In this graduate feature Photographer and Director Benjamin Breading discusses what he has been working on since leaving the Editorial and Advertising course.

When did you graduate?

I graduated in 2014.

Why did you decide to come onto the Editorial and Advertising Photography course?

My lecturer at college told me his son went there and it that was a great course, so I applied. They let me do my interview first because I was wildly jet lagged and offered me a place on the spot – from the very first moment I felt well looked after.

Were you able to draw on the transferable skills learnt on the course after you left and started working?

Keynote presentations/Portfolio reviews/Pecha kucha

It turns out being able to talk about who you are, what you’ve been working on and not mumbling is pretty important.

Has the course prepared you for working within the creative industries?

Briefs/creative specs are real and need to be followed.

One lecturer once told me “everyone wants to appear like they’re extremely busy and don’t have any time to see you” (paraphrasing)

Polaroids

This is true and you spend 90% of your day emailing people about it – which is where Matthew Murray’s lessons on emailing come in.
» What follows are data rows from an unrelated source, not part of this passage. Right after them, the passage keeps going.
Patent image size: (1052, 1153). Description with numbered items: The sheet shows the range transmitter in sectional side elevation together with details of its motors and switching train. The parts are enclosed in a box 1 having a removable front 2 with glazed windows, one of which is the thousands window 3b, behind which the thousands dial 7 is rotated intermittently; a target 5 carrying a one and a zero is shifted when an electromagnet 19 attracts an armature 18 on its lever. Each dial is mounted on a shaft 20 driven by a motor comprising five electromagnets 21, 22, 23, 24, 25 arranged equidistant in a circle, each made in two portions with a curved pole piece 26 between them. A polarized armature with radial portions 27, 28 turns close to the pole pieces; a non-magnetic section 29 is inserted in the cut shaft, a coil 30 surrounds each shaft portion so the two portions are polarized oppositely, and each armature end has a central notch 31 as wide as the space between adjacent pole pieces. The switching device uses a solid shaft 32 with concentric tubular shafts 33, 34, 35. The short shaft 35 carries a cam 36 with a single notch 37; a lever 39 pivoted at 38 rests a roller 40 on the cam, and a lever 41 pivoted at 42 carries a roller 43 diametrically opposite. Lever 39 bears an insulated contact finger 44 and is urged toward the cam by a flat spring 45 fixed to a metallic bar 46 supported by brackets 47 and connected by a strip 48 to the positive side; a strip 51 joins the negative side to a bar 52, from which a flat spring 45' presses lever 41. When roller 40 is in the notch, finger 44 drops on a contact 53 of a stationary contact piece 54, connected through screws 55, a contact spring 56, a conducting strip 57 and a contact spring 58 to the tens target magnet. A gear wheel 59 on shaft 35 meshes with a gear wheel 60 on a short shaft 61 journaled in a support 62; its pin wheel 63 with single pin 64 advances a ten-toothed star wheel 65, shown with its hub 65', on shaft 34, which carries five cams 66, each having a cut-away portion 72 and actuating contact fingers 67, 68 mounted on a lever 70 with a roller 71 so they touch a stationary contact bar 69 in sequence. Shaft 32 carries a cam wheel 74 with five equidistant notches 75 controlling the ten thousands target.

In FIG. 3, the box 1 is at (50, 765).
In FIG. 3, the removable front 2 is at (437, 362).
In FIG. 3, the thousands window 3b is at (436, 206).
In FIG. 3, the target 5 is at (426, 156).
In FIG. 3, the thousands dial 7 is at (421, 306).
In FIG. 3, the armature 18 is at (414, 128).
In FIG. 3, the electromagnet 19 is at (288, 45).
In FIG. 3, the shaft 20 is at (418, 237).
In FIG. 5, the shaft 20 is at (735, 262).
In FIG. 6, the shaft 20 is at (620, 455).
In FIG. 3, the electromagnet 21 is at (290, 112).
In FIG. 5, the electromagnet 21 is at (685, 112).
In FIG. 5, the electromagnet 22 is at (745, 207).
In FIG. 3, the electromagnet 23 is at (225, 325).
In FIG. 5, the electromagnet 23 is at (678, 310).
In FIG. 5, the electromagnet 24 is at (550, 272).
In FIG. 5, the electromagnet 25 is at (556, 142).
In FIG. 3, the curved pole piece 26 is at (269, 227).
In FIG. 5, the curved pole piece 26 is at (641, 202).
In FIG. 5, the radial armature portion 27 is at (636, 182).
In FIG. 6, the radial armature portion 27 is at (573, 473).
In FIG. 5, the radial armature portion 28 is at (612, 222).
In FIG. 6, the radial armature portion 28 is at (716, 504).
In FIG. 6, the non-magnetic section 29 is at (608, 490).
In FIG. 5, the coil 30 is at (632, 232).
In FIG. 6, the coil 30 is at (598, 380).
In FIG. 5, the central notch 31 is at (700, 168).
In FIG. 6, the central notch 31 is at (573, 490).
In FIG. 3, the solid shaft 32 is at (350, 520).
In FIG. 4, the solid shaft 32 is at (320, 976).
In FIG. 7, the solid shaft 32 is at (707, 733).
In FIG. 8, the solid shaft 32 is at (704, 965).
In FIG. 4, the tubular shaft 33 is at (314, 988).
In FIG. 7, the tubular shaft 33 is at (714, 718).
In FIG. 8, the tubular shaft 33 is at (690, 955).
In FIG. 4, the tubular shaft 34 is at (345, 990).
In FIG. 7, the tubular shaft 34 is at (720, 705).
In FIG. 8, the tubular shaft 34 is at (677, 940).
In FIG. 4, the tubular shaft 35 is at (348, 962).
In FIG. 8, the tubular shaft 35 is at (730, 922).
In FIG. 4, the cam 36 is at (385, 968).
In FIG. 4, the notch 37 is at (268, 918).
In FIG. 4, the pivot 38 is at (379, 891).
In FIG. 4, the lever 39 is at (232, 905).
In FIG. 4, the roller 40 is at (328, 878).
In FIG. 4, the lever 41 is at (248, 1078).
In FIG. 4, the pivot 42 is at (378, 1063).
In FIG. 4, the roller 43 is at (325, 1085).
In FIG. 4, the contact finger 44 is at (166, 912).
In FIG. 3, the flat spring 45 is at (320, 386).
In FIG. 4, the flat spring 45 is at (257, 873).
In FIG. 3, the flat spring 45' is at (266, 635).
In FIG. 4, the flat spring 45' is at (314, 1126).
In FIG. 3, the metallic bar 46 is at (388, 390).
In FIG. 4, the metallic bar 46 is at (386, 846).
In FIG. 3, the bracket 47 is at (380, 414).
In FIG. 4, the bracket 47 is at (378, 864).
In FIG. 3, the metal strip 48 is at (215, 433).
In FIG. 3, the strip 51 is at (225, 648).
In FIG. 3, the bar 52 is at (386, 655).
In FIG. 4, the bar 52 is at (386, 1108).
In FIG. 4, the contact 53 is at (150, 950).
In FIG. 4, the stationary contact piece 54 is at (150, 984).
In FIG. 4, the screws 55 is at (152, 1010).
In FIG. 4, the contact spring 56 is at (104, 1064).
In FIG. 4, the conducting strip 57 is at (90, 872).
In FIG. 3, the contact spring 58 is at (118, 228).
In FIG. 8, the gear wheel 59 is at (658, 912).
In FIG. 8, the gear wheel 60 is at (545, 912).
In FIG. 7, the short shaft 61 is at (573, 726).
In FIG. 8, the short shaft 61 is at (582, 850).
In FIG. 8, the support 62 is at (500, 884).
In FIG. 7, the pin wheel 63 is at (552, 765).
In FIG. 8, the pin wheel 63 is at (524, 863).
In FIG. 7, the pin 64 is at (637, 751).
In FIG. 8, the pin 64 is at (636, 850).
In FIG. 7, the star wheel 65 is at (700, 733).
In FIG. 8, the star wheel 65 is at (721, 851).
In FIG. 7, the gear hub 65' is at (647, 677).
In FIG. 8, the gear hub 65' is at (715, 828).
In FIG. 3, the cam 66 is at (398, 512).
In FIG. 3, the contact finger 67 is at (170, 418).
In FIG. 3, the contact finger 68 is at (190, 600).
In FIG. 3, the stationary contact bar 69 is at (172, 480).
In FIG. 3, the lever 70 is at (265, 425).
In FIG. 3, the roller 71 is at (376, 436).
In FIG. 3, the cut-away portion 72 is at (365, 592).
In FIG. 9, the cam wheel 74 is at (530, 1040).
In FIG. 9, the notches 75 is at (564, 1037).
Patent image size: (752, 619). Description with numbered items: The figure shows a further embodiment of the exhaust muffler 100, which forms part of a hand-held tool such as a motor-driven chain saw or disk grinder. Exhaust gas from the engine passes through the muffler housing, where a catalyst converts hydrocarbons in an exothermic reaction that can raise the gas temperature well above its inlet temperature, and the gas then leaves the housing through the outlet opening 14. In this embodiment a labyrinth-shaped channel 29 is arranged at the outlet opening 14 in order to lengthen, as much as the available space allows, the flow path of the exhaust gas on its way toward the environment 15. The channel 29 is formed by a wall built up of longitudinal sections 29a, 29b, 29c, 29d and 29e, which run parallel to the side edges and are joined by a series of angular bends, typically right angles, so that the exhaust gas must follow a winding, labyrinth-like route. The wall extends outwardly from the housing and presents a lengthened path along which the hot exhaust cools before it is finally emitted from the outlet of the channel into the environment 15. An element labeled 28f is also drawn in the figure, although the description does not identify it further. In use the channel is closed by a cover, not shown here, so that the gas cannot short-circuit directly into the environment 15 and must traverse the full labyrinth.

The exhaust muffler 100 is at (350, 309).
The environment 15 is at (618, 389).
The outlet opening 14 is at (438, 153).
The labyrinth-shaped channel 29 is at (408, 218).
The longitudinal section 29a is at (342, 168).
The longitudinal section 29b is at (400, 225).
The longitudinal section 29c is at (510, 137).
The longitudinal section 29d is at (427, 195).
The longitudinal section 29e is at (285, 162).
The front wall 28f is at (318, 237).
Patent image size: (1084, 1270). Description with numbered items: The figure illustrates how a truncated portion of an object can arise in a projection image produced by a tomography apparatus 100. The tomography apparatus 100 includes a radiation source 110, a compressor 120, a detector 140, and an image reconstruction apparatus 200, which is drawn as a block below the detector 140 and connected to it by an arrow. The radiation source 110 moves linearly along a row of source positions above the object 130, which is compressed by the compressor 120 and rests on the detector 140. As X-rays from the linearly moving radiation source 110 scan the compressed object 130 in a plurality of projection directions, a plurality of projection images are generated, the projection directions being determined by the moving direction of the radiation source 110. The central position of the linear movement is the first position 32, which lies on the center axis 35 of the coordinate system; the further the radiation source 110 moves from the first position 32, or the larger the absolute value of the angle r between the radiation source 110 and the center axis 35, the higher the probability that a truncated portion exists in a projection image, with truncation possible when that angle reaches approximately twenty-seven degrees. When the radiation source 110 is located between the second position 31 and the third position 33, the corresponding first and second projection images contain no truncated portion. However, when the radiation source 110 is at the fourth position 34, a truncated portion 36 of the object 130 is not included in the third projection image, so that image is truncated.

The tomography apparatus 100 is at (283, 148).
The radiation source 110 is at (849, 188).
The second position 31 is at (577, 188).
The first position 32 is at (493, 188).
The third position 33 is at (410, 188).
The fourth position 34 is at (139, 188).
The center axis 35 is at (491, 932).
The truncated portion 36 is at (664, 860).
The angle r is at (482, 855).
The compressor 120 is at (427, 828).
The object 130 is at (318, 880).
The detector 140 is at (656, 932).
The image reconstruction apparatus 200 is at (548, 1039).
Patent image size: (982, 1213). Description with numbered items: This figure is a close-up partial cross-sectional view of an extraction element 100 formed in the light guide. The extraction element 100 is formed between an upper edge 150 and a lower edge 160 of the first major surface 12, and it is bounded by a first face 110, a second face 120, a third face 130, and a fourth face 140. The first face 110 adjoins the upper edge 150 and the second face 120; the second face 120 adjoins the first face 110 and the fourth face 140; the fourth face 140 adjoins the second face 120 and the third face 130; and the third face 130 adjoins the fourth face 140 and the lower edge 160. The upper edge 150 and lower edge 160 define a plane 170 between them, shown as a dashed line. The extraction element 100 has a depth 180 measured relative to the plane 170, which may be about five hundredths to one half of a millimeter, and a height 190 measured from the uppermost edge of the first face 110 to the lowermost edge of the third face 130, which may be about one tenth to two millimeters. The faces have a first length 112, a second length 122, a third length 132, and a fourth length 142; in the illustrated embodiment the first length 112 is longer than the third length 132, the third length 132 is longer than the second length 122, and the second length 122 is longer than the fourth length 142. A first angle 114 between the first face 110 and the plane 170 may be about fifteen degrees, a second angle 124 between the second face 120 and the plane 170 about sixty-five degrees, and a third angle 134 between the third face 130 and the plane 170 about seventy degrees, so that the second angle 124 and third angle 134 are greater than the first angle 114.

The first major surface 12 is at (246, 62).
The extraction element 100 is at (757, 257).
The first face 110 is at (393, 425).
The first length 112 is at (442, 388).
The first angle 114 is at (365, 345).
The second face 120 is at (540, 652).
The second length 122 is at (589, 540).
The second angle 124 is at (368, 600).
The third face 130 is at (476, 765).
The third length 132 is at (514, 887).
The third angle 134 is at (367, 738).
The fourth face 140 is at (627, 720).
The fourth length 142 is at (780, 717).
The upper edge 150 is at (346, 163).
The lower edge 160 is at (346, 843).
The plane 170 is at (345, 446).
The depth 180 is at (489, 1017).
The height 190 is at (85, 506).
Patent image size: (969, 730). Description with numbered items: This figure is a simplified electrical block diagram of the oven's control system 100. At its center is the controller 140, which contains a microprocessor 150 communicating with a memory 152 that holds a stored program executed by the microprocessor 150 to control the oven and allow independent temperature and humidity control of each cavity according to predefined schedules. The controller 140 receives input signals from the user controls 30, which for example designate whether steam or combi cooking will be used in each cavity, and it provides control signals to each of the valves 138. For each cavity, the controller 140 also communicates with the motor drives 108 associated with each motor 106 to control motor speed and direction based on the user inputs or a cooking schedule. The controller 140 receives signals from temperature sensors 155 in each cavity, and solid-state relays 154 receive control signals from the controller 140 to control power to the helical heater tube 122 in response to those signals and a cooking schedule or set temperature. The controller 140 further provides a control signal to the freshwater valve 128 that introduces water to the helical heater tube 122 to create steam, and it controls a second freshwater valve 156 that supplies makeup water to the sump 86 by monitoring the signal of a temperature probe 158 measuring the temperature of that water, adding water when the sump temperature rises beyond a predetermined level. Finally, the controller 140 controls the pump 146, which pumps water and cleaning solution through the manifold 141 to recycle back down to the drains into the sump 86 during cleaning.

Don’t use too many superlatives, don’t ramble on about “how much you love their work” and ‘reach out’ email with more than 100 words probably isn’t going to read.

And all those lessons from Trudie about tax, budgeting, VAT etc. taught me how to be more professional in my approach to the business.

 Holiday Magazine – Bhutan Issue

What have you been working on since you left University?

I moved to London and worked at Spring Studios as a studio assistant. After a year I had enough contacts/experience to move onto photo-assisting; which I’d say is pretty important.

I’ve been lucky enough to travel the world, learn the industry, make friends and, more importantly, try things out that you want to try out on someone else’s work so that you don’t have to pay the price.

I have been shooting stills and dop/directing film for the last year or two, working for Holiday Magazine, QASIMI, Missoni, Tank Magazine, Farfetch and Axel Arigato. Along with shooting personal projects such as my zine ‘Hengdian’ an ongoing diary project all shot on FP100-C and my upcoming book project ‘Bodies in Flight’.

Would you recommend the Editorial and Advertising Photography course and if so why?

Of course I’d recommend it, if you want to learn how to be a successful photographer it can give you the foundations of how to do that – the rest is up to you.

More importantly the course was very patient with me, I’d say I had an array of issues going on between the points of joining to graduating and the lecturers helped push me through a lot of it.

Matthew Murray and I still bother each other to this day.